Last Friday, 23 November, more than 500 family and friends gathered in Hobart’s St David’s Cathedral to remember a fine family man, businessman and an outstanding sailor and member of The Royal Yacht Club of Tasmania since a lad. He was also a member of the Derwent Sailing Squadron.
Bruce was a son of Don and Jill Calvert, Don a past Commodore of the RYCT, and with his brother David had taken over management of the family plastics packaging business down the d’Entrecastreaux Channel.
He leaves his wife Philippa and three young children, Jock (10), Angus (8) and Abbey (5). Both he and his father Don delighted to see the two boys sailing in Sabots, the class in which Bruce started at the RYCT at about the same age.
'His first Sabot was called Inflation – because you couldn’t keep up to it,' Don Calvert recalled with pride this week.
From Sabots, Bruce went on to sail Cadet dinghies, representing Tasmania in the Stonehaven Cup, then Fireballs and International Dragons in which he sailed Jock Robbie to an outstanding victory in the Prince Philip Cup, the national championship for the class in 1997.
Bruce went with his father to England as a member of the crew of Don’s One Tonner Intrigue, Tasmania’s first member of an Australian Admiral’s Cup in 1985. He also contested a number of Sydney Hobart Races, including the stormswept 1998 race aboard the Tasmanian yacht Computerland.
Bruce was renown for his seamanship and boat handling capability when the going got tough. As John Saul, skipper of Computerland in the ’98 Hobart, said at his funeral, the only time he could sleep was when Bruce was on the helm – and they had a reasonable crew! Such was the trust in his ability to steer a boat.
His brother-in-law, Matthew Knight, who sailed with Bruce a lot, agreed. 'There was no one more controlled on a boat. I never heard him raise his voice in anger,' Matthew said.

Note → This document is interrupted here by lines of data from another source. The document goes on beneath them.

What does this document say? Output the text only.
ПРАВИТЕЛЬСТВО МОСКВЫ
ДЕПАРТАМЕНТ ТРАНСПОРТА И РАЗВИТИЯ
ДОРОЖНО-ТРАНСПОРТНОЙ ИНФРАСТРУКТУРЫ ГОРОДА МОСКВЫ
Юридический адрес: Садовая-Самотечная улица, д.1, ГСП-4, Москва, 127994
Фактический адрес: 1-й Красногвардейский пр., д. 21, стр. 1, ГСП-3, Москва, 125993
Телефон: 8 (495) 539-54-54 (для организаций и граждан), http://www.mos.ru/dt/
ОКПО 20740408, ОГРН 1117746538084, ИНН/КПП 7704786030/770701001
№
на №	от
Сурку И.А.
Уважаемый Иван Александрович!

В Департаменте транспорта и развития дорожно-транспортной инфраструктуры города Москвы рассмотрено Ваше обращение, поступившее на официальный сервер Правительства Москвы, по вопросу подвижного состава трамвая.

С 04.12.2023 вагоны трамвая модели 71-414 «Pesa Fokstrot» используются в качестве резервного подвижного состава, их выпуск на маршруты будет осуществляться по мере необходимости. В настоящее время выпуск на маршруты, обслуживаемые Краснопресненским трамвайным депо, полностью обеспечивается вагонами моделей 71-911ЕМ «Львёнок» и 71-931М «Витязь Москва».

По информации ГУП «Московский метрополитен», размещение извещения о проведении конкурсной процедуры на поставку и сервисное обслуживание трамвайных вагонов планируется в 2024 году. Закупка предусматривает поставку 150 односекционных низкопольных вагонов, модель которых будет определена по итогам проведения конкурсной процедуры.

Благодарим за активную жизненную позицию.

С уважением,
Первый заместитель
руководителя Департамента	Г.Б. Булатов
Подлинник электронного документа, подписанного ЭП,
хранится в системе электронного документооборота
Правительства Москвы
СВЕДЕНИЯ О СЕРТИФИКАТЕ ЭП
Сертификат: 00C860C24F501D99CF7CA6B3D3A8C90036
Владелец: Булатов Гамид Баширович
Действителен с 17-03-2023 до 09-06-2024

'Bruce had the utmost respect for his crew and being able to do every job on the boat himself, he recognised when someone was under the pump or had made an error and never berated them for it or lost his cool. He just got on making the most of the situation. He was like this in life, too.'
In recent seasons, Bruce has campaigned his spectacularly fast sports boat ABN AMRO Morgans with considerable success in RYCT/DSS club pennant racing and in Sailing South Race Week regattas along with traveling to Hogs Breath Race Week in Airlie Beach, and Skandia Geelong Week in recent years.
The yacht broke its mast at the end of last season and Saturday, 20 October was Bruce’s first and last race with the new rig. His health declined rapidly afterwards.
Justly, Don and Jill are very proud of Bruce’s achievements as a sailor, a businessman with a natural bent towards electronics, as a family man and as a friend to many people. As Don said to me, Bruce Calvert will be sadly missed in Hobart.